Great, that has made it much clearer. Thank you very much. Seems threadripper will be overkill so I'm going to wait for the 9900k and buy a 1080 ti to use the hardware encoding function. Found some decent prices of sub 600 euro now the 2080 is coming out.
Quote I'm not sure upscaling 3 hour movies to 4K is a good measuring stick for how your computer performs.

For more typical workflows (editing HD, editing 4k) a decent i7 should be more than enough power. A benchmark rating of around 10000 is really kind of a sweet spot for a program like PowerDirector.
https://www.cpubenchmark.net/high_end_cpus.html

I mean, I suppose a super-powerful PC is nice if you've got an extra couple of grand burning holes in your pocket. But if you're going to spend that much on hardware, you might as well buy a professional editor that's designed for heavy lifting.

Just my not-so-humble opinion, I guess. But I'm always wary of spending too much on cutting edge hardware just to editing AVCHD and GoPro footage. Remember that whatever you buy is going to be worth about half as much within a year. And I hate to watch anything lose value that fast.

Sorry for not answering your question, but those are my thoughts.


This is not what I need help with really, I need to turn around multiple videos (ideally one per 24 hours) over multiple days/weeks. With my specs this is simply not possible with my setup. I usually build a high spec machine every 6 to 8 years then it will last, my current pc being the exception due to emigration and work. So I'm quite happy to build a decent machine now to do what I need it to do, a machine that will last (as 4k will proabapr be the video standard for the next decade as well)

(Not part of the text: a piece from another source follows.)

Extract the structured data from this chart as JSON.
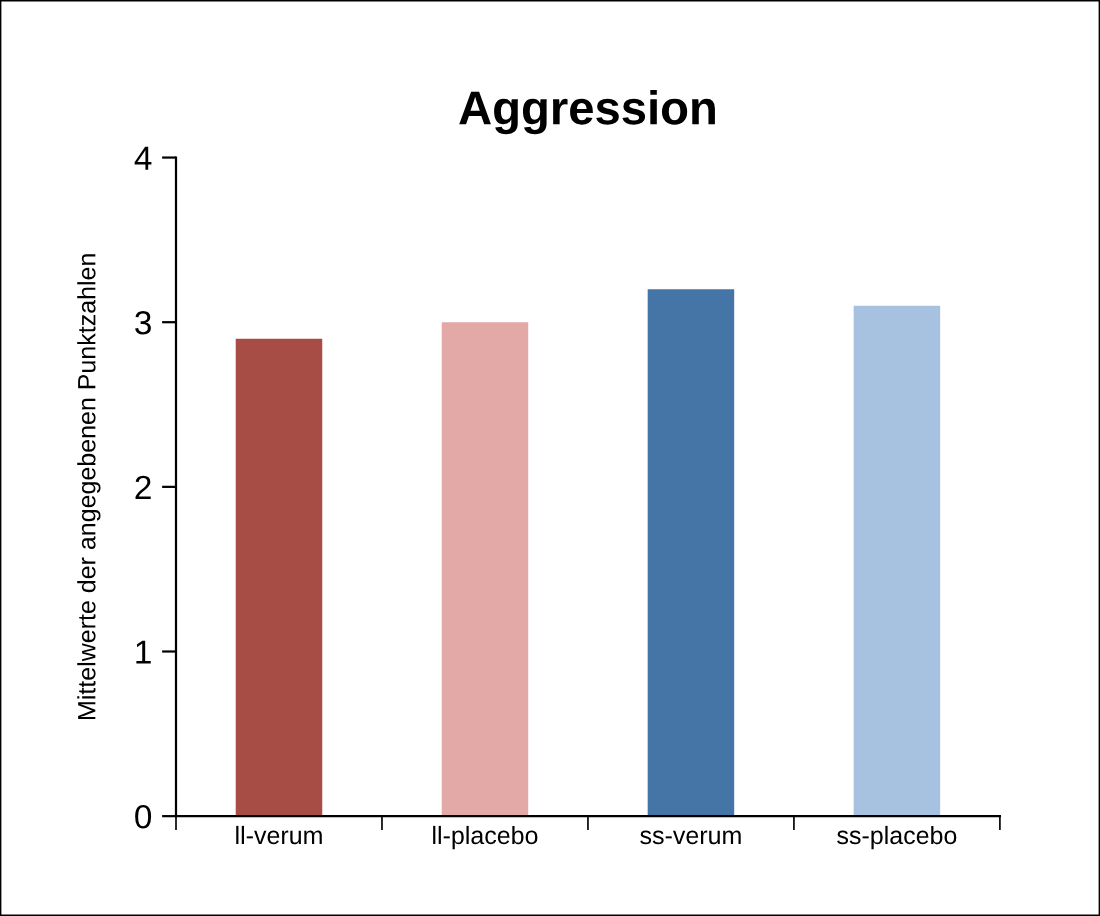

I really don't want to throw money at the wall to see if it sticks if the pc will end up being 15 to 25% faster than a machine at less than half the cost. Hence why I asked here. However if that performance can give me 100 to 300% faster speed then I consider it a price worth paying
Right here goes, recent purchaser of Powerdirector after using Resolve on and off for years. Just wanted something more straightforward to use and I must say I'm very impressed, happy customer!

So the other day I upscaled a 3 hour video from 1080p to 4k and exported it and it took TWENTY FIVE HOURS!!!!
So I need to do something about it. I currently have an i5 4460 with a 1050ti and it's time to upgrade.

So I went onto the CPU user benchmarks website and the Ryzen 7 2700x says 280% faster Vs my cpu in multi thread benchmarks. So does that mean when it comes to encoding these videos it will be approximately 2.8x faster?

Next question, if I go for a threadripper 2950x, that says 650% faster. So would that make it 6.5x faster at encoding? Can powerdirector use all of those cores? I'm aware that Adobe cannot so I'm worried if I spend all that extra cash on a threadripper setup (motherboards are crazy as well) I won't see those kind of speed increases.